Seanad debates

Wednesday, 2 February 2005

Northern Ireland Issues: Motion.


5:00 pm

Tom Morrissey (Progressive Democrats)

He had to listen to a person being called from the floor as a fraternal delegate to speak to the Ard-Fheis on behalf of the prisoners of war in Castlerea Prison. At that time 12 IRA members and three INLA members were in detention there, all convicted by the Irish courts for crimes committed in the Republic, including five convicted in connection with the killing of Detective Garda Jerry McCabe. When I received this information several days ago, it was news to me that these men are prisoners of war in the Twenty-six Counties, tried, as they believe, for crimes they did not commit. This occurred during the peace process when Ministers were travelling back and forth to London, the US and Belfast. If there are prisoners of war on our island, are they still at war with the State?

If the leaders of Sinn Féin were being awarded travel points, they would have received gold cards due to the amount of air miles they have travelled in visiting Washington and London, where doors were opened and carpets rolled out for them, as they were in Leinster House for the past ten years. They were brought in from the cold yet my party must put down a Private Members' motion containing 14 points which one would have expected to have been dealt with ten years ago, before discussions took place.

I commend the Taoiseach and other Ministers on talking tough in the past two weeks and for stating that criminality is criminality and has no place in our democracy. Before we debase democracy further, as democrats, we are entitled to say what we stand for. We should not be always on the back foot, trying to live up to the standards Sinn Féin wants us to believe it upholds.

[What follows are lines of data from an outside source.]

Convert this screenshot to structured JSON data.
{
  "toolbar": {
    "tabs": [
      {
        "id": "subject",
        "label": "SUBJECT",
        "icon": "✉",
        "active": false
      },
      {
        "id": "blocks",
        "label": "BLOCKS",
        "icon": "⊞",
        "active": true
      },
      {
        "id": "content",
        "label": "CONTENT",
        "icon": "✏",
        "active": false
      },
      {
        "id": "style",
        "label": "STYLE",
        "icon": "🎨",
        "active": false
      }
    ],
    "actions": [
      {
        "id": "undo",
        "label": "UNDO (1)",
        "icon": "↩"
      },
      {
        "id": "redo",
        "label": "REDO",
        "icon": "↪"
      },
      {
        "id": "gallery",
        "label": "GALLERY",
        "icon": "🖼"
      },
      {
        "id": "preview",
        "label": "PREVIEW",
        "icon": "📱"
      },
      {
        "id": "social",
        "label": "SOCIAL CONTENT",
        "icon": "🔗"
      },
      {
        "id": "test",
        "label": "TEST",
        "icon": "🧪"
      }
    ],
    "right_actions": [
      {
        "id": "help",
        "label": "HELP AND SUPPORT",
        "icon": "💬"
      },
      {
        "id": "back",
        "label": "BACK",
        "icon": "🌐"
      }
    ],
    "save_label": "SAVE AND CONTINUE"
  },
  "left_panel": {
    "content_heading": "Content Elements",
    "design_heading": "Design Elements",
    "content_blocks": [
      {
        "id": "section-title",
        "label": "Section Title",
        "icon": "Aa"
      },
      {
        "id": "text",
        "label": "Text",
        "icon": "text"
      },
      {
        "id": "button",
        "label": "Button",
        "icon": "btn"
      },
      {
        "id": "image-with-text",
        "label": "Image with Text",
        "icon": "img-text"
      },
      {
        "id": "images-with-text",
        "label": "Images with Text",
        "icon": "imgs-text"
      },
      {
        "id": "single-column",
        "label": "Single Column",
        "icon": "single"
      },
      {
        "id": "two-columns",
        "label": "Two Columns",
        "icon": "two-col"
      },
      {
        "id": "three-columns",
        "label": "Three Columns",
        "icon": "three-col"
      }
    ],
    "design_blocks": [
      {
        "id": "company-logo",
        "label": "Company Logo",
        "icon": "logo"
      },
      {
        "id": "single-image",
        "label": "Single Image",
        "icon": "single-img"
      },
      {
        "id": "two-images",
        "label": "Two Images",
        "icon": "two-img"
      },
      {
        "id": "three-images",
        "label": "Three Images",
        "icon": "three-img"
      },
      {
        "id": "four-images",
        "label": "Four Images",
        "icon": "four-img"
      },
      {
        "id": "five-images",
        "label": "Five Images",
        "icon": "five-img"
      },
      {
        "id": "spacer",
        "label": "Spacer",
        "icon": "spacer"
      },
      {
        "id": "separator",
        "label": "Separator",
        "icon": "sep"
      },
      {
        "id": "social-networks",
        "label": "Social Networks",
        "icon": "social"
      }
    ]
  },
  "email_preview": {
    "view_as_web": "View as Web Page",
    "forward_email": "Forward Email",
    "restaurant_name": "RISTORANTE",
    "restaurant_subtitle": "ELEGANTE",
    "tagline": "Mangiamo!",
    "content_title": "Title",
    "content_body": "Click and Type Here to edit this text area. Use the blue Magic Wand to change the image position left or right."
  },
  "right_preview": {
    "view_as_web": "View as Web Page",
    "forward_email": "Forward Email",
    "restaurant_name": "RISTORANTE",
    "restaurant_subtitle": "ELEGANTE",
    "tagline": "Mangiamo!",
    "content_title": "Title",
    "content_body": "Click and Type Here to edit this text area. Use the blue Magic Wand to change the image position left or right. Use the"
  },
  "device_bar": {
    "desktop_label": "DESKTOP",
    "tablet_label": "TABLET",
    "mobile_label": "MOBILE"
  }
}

I read an article last week in my local newspaper, written by the local Sinn Féin councillor under the headline "Society deserves an effective police force". The article stated that society needs an effective police service and an effective police service needs the support of the community it serves. For this reason, it is essential there is total transparency and trust between the police service and the community. The article went on to state that what Sinn Féin wants from a police service is that there would be voluntary gardaí on the beat with gardaí. Will voluntary gardaí be representatives of the local kneecappers association? Is this what Sinn Féin understands by the phrase "community activists"? If they are involved in these local community policing boards, they also want the chief superintendent to put on the table all information he has gathered about the community in the last month and publish it for their benefit. Is this the type of democracy and police force we want? This is the same police force that has stood behind our democracy and whose members have been murdered at the hands of the IRA, yet Sinn Féin wants equal treatment. They want to accompany these people on the beat but I certainly do not agree with it. The gardaí must find it very hard when they read in their local newspapers that this is what Sinn Féin is setting out to do. Society deserves an effective police force.